In February, the engineering contractor revealed it had booked a loss of £154m on the Sullom Voe Oil Terminal job after agreeing final completion terms with client Total.
But bad weather conditions and its decision to ramp up manpower to rectify poor works and finish the job in the third quarter of this year will see losses soar by a further £130m.
The London Stock Exchange quoted international engineering firm blamed the extent of its losses on having to take on direct construction risk after it claimed subcontractors failed to deliver to standard on the job.
Ayman Asfari, Petrofac’s Group Chief Executive, said: “We had to take on this level of direct construction responsibility when some of our subcontractors failed to deliver in line with their agreed scopes.
“Our lack of experience of operating a direct construction model in a wholly new geography for our onshore engineering and construction business, particularly in a location where labour costs are much higher and productivity much lower than we are used to, has cost us dearly.
“We have already affirmed that we will no longer take construction risk on large lump-sum projects within the UK to avoid a similar experience to Laggan-Tormore moving forward.”
Morrison Construction was managing the building and civil engineering works for the new Laggan Tormore gas plant under a £110m contract.
Balfour Beatty Engineering Services has been one the engineering construction subcontractors.
The project has involved over 3,500 separate reinforced concrete foundations, offices, workshops, warehouses and 33 other industrial buildings and 4km of roads as well as excavation and backfilling for 1,000km of cables and 30km of pipes up to 6m deep in Shetland granite.

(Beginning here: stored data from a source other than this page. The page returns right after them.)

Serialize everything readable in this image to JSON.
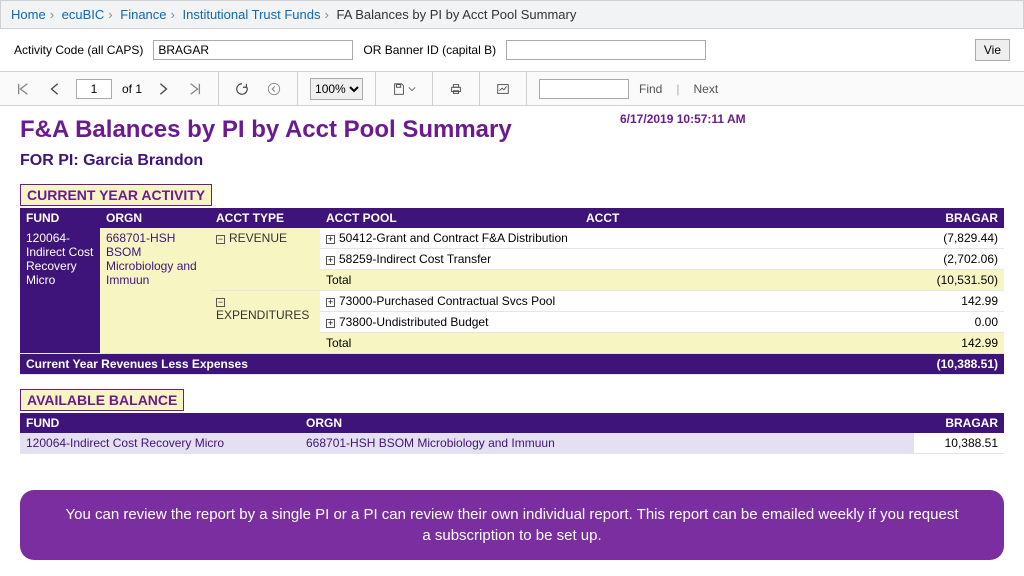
{
  "breadcrumb": {
    "items": [
      "Home",
      "ecuBIC",
      "Finance",
      "Institutional Trust Funds"
    ],
    "current": "FA Balances by PI by Acct Pool Summary"
  },
  "filters": {
    "activity_label": "Activity Code (all CAPS)",
    "activity_value": "BRAGAR",
    "banner_label": "OR Banner ID (capital B)",
    "banner_value": "",
    "view_label": "Vie"
  },
  "toolbar": {
    "page_value": "1",
    "page_of": "of 1",
    "zoom": "100%",
    "find_value": "",
    "find_label": "Find",
    "next_label": "Next"
  },
  "report": {
    "title": "F&A Balances by PI by Acct Pool Summary",
    "timestamp": "6/17/2019 10:57:11 AM",
    "pi_line": "FOR PI: Garcia Brandon",
    "section_current": "CURRENT YEAR ACTIVITY",
    "section_available": "AVAILABLE BALANCE",
    "headers": {
      "fund": "FUND",
      "orgn": "ORGN",
      "acct_type": "ACCT TYPE",
      "acct_pool": "ACCT POOL",
      "acct": "ACCT",
      "bragar": "BRAGAR"
    },
    "fund": "120064-Indirect  Cost Recovery  Micro",
    "orgn": "668701-HSH BSOM Microbiology and Immuun",
    "types": {
      "rev": {
        "label": "REVENUE",
        "rows": [
          {
            "pool": "50412-Grant and Contract F&A Distribution",
            "val": "(7,829.44)"
          },
          {
            "pool": "58259-Indirect Cost Transfer",
            "val": "(2,702.06)"
          }
        ],
        "total_label": "Total",
        "total_val": "(10,531.50)"
      },
      "exp": {
        "label": "EXPENDITURES",
        "rows": [
          {
            "pool": "73000-Purchased Contractual Svcs Pool",
            "val": "142.99"
          },
          {
            "pool": "73800-Undistributed Budget",
            "val": "0.00"
          }
        ],
        "total_label": "Total",
        "total_val": "142.99"
      }
    },
    "grand_label": "Current Year Revenues Less Expenses",
    "grand_val": "(10,388.51)",
    "available": {
      "fund": "120064-Indirect  Cost Recovery  Micro",
      "orgn": "668701-HSH BSOM Microbiology and Immuun",
      "val": "10,388.51"
    }
  },
  "note": "You can review the report by a single PI or a PI can review their own individual report. This report can be emailed weekly if you request a subscription to be set up."
}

French oil company Total awarded Petrofac an £500m lump-sum engineering, procure and construct contract to develop the new Shetland gas plant back in October 2010.

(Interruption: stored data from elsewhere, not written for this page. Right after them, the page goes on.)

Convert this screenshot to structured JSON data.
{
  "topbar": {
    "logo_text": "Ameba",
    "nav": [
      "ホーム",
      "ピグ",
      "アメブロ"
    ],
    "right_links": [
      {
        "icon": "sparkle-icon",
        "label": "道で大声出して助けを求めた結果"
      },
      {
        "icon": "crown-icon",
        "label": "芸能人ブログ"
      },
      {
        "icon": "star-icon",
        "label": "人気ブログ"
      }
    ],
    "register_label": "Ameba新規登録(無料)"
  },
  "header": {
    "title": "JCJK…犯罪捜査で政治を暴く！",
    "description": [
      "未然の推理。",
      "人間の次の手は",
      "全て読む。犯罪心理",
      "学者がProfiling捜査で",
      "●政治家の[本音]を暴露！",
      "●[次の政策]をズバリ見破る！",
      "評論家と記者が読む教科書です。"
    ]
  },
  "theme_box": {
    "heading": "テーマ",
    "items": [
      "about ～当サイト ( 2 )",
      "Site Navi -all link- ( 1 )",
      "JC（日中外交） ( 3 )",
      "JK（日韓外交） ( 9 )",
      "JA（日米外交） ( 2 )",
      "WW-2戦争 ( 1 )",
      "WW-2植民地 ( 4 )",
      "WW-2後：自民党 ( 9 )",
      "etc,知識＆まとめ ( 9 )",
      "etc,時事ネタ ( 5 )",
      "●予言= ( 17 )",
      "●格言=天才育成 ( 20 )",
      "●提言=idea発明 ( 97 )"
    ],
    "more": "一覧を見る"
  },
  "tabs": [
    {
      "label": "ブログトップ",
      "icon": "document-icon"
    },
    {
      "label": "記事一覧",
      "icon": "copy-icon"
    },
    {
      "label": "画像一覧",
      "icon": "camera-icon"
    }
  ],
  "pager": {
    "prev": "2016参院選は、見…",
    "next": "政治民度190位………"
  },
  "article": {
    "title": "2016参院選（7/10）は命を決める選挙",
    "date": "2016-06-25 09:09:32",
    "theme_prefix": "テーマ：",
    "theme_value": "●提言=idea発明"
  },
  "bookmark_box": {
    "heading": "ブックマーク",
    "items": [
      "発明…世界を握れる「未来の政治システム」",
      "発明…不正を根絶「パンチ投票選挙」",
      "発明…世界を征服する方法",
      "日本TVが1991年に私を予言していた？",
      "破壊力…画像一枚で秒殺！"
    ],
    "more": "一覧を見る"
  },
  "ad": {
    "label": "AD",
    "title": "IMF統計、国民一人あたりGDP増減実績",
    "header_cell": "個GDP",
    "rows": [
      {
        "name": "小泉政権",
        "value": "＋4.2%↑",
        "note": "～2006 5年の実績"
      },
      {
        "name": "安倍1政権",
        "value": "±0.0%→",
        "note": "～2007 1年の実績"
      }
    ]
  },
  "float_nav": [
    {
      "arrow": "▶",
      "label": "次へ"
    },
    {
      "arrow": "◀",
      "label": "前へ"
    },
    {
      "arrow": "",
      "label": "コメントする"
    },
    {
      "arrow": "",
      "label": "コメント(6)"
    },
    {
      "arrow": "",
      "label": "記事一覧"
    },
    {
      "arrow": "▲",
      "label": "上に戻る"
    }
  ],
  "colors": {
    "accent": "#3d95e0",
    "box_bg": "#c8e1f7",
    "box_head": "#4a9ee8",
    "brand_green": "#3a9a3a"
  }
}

When Petrofac announced results for 2014 it booked the £154m loss in an attempt to draw a line under the troubled project assuring shareholder that there would be no further losses on the project over the remainder of the contract.
During late March and early April, activity on the Laggan-Tormore site was ramped up substantially as it shifted into the final construction and commissioning phases of the project.
Continued adverse weather conditions during March on Shetland and industrial action delayed this mobilisation by almost a month.
It said that as the activity levels have increased, it became apparent that significantly more man-hours were needed to complete the project as a result of low manpower productivity levels as the project nears completion and a greater level of rectification and reinstatement work than expected from the failure of one of its subcontractors to deliver in line with their agreed scope.